11

153 14 0
                                    

   Beden eğitimi dersi berbattı. Basketbol oynamaya başlamıştık. Takımdakiler bana hiç pas vermiyorlardı. Bu iyi bir şeydi , ama çok sık düşüyordum. Bugün her zamankinden kötüydüm; çünkü kafam Emir ile meşguldu. Dikkatimi ayaklarıma vermeye çalıştım ama ne zaman dengeme gerçekten ihtiyacım olsa Emir düşüncelerime giriyordu.

    Spor salonundan çıkınca her zamanki gibi rahatladım. Kamyonetime adete koşarak gittim. Görmek istemediğim bir sürü insan vardı. kazada kamyonetim pek hasar görmemişti. Arka farları değiştirmek ve belki küçük bir yeri boyamak gerekiyordu. Alperen'in ailesi minibüsü hurda fiyatına satmak zorunda kalmıştı. Köşeyi döndüğümde , uzun boylu bir siluetin kamyonetime yaslandığını gördüm; az kalsın kalp
krizi geçiriyordum. Sonra onun Mert olduğunu anladım. Tekrar yürümeye başladım.

“Mert!” diye seslendim.
“Merhaba Berk.”
“Ne var ne yok?” dedim kapıyı açarken. Sesindeki rahatsızlığın farkında olmadığım için söyledikleri beni şaşırttı.
“şey…ben…diyecektim ki….benimle bahar dansına gelir misin? “ sesi titriyordu.
  Bozuntuya vermeden konuşamayacak kadar şaşkındım. Kendimi topladım ve sıcak bir şekilde gülümsemeye çalıştım. “ beni davet ettiğin için teşekkür
ederim ama o gün şehir merkezine gideceğim,” dedim.

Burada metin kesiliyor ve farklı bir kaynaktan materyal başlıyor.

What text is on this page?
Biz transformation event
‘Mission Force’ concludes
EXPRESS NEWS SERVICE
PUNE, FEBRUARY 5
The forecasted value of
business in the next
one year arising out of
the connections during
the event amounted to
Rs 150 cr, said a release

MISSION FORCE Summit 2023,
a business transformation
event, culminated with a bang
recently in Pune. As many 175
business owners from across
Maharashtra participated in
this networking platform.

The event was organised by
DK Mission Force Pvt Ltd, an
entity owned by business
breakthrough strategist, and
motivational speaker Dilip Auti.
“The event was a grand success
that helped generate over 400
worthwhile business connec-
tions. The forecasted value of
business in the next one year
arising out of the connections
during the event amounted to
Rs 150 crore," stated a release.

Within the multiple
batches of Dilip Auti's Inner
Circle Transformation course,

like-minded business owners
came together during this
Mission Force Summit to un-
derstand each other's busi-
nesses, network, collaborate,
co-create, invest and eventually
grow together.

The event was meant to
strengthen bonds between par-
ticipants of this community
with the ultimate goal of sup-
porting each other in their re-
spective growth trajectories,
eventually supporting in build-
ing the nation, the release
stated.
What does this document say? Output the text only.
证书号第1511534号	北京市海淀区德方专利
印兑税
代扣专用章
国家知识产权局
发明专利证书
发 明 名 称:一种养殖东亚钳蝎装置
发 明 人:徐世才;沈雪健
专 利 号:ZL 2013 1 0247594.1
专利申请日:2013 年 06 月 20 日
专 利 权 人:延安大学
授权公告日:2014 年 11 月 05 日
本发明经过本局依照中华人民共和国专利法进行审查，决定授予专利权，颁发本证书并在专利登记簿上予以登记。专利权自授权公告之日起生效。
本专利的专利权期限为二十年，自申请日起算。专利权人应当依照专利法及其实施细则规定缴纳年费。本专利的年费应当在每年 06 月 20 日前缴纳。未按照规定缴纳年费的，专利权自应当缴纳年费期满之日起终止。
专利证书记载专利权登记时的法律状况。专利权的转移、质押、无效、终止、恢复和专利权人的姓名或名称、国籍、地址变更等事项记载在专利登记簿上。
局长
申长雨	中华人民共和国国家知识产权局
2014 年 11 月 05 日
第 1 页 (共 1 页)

“Ya !” dedi. “neyse belki bir dahaki sefere.” ,”tabi,” dedim ve dudağımı ısırdım. Bunu bir söz olarak kabul etmesini istemiyordum.

  Omuzları düşmüş bir halde okula geri döndü. Birinin alçak sesle kıkırdadığını duydum.Emir kamyonetimin önünden geçiyordu, dudakları sımsıkı kenetlenmiş bir halde bana baktı.

   Hemen kamyonetime atlayıp kapıyı çarptım. Kulakları sağır eden motoru çalıştırıp geri geri gitmeye başladım. Emir'in iki araba ötemdeki arabasına binmişti bile. Önüme geçip yolumu kesti. Durdu, kardeşlerin gelmesini bekliyordu. Dördünün arabaya doğru yürüdüğünü görebiliyordum ama
henüz kafeteryanın yakınındaydılar. Gıcır gıcır volvonun arkasına çarpmayı düşündüm. Ama çevrede bir sürü tanık vardı. dikiz aynamdan bakıyordum. Arkamda kuyruk oluşmaya başlamıştı.
Tam arkamda Alperen yeni aldığı ikinci el Sentra’ sının içinden bana el sallıyordu. Onu umursamayacak kadar öfkeliydim. Gözlerimi önümdeki arabaya dikmiş otururken birisinin arabamın camını tıkladığını duydum.

   Dönüp baktım Alperen’ di bu. Şaşkınlıkla dikiz aynamdan da baktım. arabası hala çalışıyordu, kapısı da açıktı. Uzanıp camı açtım. Ama cam sıkışmıştı.

Yarısına kadar açıp pes ettim.
“ üzgünüm Vural ‘ ın arkasında sıkışıp kaldım. “ rahatsız olmuştum, ama bu benim hatam değildi.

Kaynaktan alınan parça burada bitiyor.